Question

In how many ways can five people be distributed in three different rooms if no room must be empty?

Answer 1

Hint: In this problem we have to find a number of ways to distribute the given number of persons into a given number of rooms with the condition in given. In order to solve this question we have to apply the concept of permutation since it is a question of arrangement in an order. By substituting the given values with the given condition we will get the required result.

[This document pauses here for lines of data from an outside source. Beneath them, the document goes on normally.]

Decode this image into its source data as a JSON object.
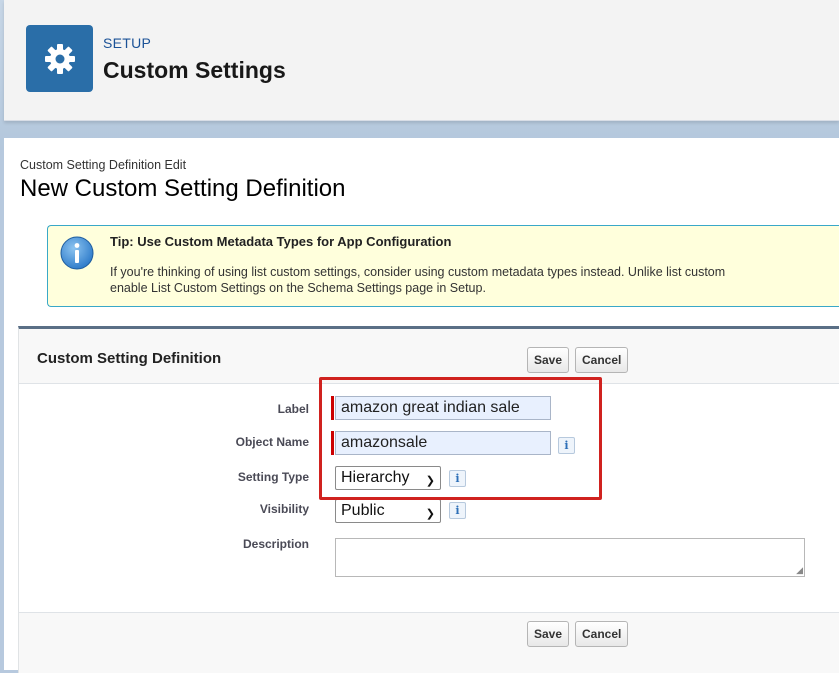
{
  "header": {
    "setup_label": "SETUP",
    "title": "Custom Settings",
    "icon": "gear-icon"
  },
  "page": {
    "breadcrumb": "Custom Setting Definition Edit",
    "title": "New Custom Setting Definition"
  },
  "tip": {
    "icon": "info-icon",
    "title": "Tip: Use Custom Metadata Types for App Configuration",
    "line1": "If you're thinking of using list custom settings, consider using custom metadata types instead. Unlike list custom",
    "line2": "enable List Custom Settings on the Schema Settings page in Setup."
  },
  "panel": {
    "title": "Custom Setting Definition",
    "save_label": "Save",
    "cancel_label": "Cancel"
  },
  "form": {
    "label": {
      "label": "Label",
      "value": "amazon great indian sale"
    },
    "object_name": {
      "label": "Object Name",
      "value": "amazonsale"
    },
    "setting_type": {
      "label": "Setting Type",
      "value": "Hierarchy"
    },
    "visibility": {
      "label": "Visibility",
      "value": "Public"
    },
    "description": {
      "label": "Description",
      "value": ""
    },
    "info_glyph": "i"
  },
  "colors": {
    "header_icon_bg": "#2a6ea8",
    "required_bar": "#cc0000",
    "highlight_box": "#d0221f",
    "tip_bg": "#ffffdc"
  }
}
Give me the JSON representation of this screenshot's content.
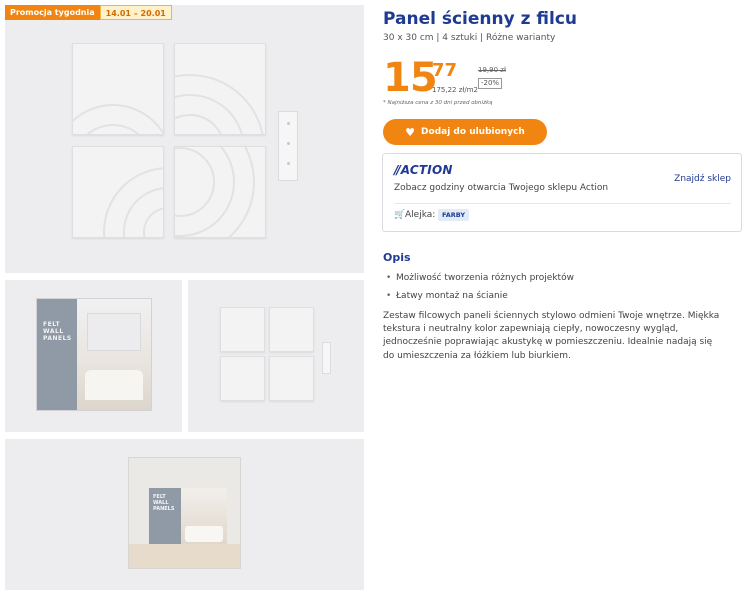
{
  "promo": {
    "label": "Promocja tygodnia",
    "dates": "14.01 – 20.01"
  },
  "product": {
    "title": "Panel ścienny z filcu",
    "subtitle": "30 x 30 cm | 4 sztuki | Różne warianty"
  },
  "price": {
    "integer": "15",
    "fraction": "77",
    "old": "19,90 zł",
    "discount": "-20%",
    "unit": "175,22 zł/m2",
    "lowest_note": "* Najniższa cena z 30 dni przed obniżką"
  },
  "favorite_button": {
    "label": "Dodaj do ulubionych",
    "icon": "heart-icon"
  },
  "store": {
    "logo": "ACTION",
    "text": "Zobacz godziny otwarcia Twojego sklepu Action",
    "link": "Znajdź sklep",
    "aisle_label": "Alejka:",
    "aisle_value": "FARBY"
  },
  "description": {
    "title": "Opis",
    "bullets": [
      "Możliwość tworzenia różnych projektów",
      "Łatwy montaż na ścianie"
    ],
    "body": "Zestaw filcowych paneli ściennych stylowo odmieni Twoje wnętrze. Miękka tekstura i neutralny kolor zapewniają ciepły, nowoczesny wygląd, jednocześnie poprawiając akustykę w pomieszczeniu. Idealnie nadają się do umieszczenia za łóżkiem lub biurkiem."
  },
  "gallery": {
    "pack_text": "FELT WALL PANELS",
    "room_pack_text": "FELT WALL PANELS"
  },
  "colors": {
    "brand_orange": "#f08512",
    "brand_blue": "#1f3a93"
  }
}
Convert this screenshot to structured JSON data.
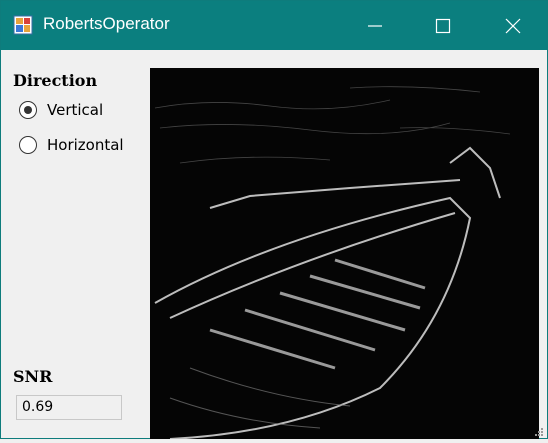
{
  "window": {
    "title": "RobertsOperator"
  },
  "direction": {
    "label": "Direction",
    "options": [
      {
        "label": "Vertical",
        "selected": true
      },
      {
        "label": "Horizontal",
        "selected": false
      }
    ]
  },
  "snr": {
    "label": "SNR",
    "value": "0.69"
  },
  "image": {
    "icon": "edge-detected-boat-image"
  },
  "colors": {
    "titlebar": "#0b7f7f",
    "background": "#f0f0f0",
    "image_background": "#000000"
  }
}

Complete step-by-step answer:
It is given in the question that the total number of persons present$ = 5$
Further it is stated that we need to arrange them in $3$ different rooms leaving no room empty. So from the question it is clear we have to arrange $5$ people in $3$ different rooms.
Therefore we can write that-
Total number of ways to arrange them $ = $ Number of ways in which groups can be formed $ \times $ Number of ways groups can be arranged in different rooms
$ \Rightarrow \left[ {\dfrac{{5!}}{{3!}} \times \dfrac{1}{{2!}}} \right]3! + \left[ {\dfrac{{5!}}{{{{(2!)}^2}}} \times \dfrac{1}{{2!}}} \right] \times 3!$
Since we have to arrange $5$ people in $3$ rooms.
\[ \Rightarrow \left[ {\dfrac{{5 \times 4 \times 3!}}{{3!}} \times \dfrac{1}{{2!}}} \right]\left( {3 \times 2!} \right) + \left[ {\dfrac{{5 \times 4 \times 3 \times 2 \times 1}}{{{{(2 \times 1)}^2}}} \times \dfrac{1}{{2 \times 1}}} \right] \times 3 \times 2 \times 1\]
Expanding the factorial terms to solve,
\[ \Rightarrow \left[ {5 \times 4 \times 3} \right] + \left[ {\dfrac{{5 \times 4 \times 3 \times 2 \times 1}}{{{{(2)}^2}}} \times \dfrac{1}{{2 \times 1}}} \right] \times 3 \times 2 \times 1\]
Cancelling the similar terms to get the result,
\[ \Rightarrow \left[ {5 \times 4 \times 3} \right] + \left[ {\dfrac{{5 \times 4 \times 3}}{4}} \right] \times 3 \times 2 \times 1\]
Hence we get,
\[ \Rightarrow \left[ {5 \times 4 \times 3} \right] + \left[ {5 \times 3} \right] \times 3 \times 2 \times 1\]
$ \Rightarrow 60 + 90 = 150$

$\therefore $ Thus the number of ways to arrange them is $150$

Note: Permutation can be defined as the technique of arranging all the members in a group. In other ways, we can say that if the set has already been ordered then re-ordering the elements is called the process of permuting. It is useful almost in every part of mathematics. It is basically used for arranging people, digits, numbers etc.
The basic formula for permutation ${}^n{p_r} = \dfrac{{n!}}{{(n - r)!}}$